The U.S. Food and Drug and Administration (FDA) is facing a deadline today to complete its review of a rule that requires mifepristone—also known as the abortion pill—to be dispensed only in person, by certain qualified medical providers.
Last April the FDA, citing COVID-19 concerns, temporarily suspended the in-person requirements. Many observers expect that the FDA will now permanently lift those restrictions, allowing for the possibility of “mail-order, do-it-yourself” abortions, according to the Charlotte Lozier Institute (CLI).
In a fact sheet published last April, CLI cited a large-scale, multiyear study in Finland that found the complication rate for chemical abortions was four times higher than for surgical abortions. CLI has also warned that failure to perform a physical exam, ultrasound and labs before taking the abortion pill will increase the risk of serious health consequences for both the mother and the unborn child.
CLI published a study in November in the peer-reviewed journal Health Services Research and Managerial Epidemiology that found chemical abortion has a much higher rate of emergency room visits than surgical abortion.

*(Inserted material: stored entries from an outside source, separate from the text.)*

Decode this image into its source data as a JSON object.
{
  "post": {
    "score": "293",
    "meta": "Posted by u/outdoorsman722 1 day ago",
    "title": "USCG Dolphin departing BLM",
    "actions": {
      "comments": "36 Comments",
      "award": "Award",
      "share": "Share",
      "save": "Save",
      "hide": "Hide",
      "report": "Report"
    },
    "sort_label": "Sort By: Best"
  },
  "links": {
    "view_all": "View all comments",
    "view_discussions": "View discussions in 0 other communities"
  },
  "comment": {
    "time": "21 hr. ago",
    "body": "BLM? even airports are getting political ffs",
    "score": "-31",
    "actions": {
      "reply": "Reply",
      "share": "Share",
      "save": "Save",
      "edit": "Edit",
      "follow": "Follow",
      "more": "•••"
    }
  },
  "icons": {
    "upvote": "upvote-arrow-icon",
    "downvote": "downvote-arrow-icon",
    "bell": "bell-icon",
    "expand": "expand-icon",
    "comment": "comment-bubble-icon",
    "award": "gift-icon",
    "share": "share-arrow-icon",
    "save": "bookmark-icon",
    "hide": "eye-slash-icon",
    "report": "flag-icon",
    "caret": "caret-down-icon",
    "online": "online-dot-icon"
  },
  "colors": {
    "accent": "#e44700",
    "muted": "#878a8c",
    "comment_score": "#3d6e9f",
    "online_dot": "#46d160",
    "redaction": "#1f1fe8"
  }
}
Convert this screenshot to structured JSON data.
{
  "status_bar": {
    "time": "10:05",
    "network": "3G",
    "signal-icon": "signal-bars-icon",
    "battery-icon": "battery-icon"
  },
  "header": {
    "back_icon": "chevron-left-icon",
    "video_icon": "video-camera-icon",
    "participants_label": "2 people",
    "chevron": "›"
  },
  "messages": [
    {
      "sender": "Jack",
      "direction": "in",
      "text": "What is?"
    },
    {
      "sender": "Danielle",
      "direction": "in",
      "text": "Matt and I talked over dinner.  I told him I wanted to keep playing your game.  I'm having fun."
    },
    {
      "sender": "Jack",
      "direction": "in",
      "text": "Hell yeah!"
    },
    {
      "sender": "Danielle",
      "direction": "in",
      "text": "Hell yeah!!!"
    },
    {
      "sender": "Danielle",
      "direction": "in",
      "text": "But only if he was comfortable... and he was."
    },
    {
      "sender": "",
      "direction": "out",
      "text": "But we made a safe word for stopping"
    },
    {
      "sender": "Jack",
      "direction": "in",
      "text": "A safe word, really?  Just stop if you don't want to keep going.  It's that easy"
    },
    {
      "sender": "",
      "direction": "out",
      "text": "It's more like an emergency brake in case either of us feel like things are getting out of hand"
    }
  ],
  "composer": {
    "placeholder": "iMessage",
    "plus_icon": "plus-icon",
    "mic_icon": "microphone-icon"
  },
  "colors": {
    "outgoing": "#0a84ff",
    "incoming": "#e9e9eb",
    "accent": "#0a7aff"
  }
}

“The safety of chemical abortion is greatly exaggerated,” said Dr. James Studnicki, CLI vice president of data analytics. “In fact, the increasing dominance of chemical abortion and its disproportionate contribution to emergency room morbidity is a serious public health threat, and the real-world data suggests the threat is growing.”
In a press release following the temporary lifting of in-person requirements, Lila Rose, founder and president of Live Action, commented: “The abortion pill is not medicine or healthcare. The abortion pill was created to kill children, has caused a catastrophic death toll and poses a serious threat to maternal health.”
Article update Dec. 17, 2021: As expected, the FDA announced that it will permanently remove the in-person requirement for the abortion pill, opening the way for the drug to be dispensed by mail. The agency added that it will require pharmacies dispensing the drug to be certified.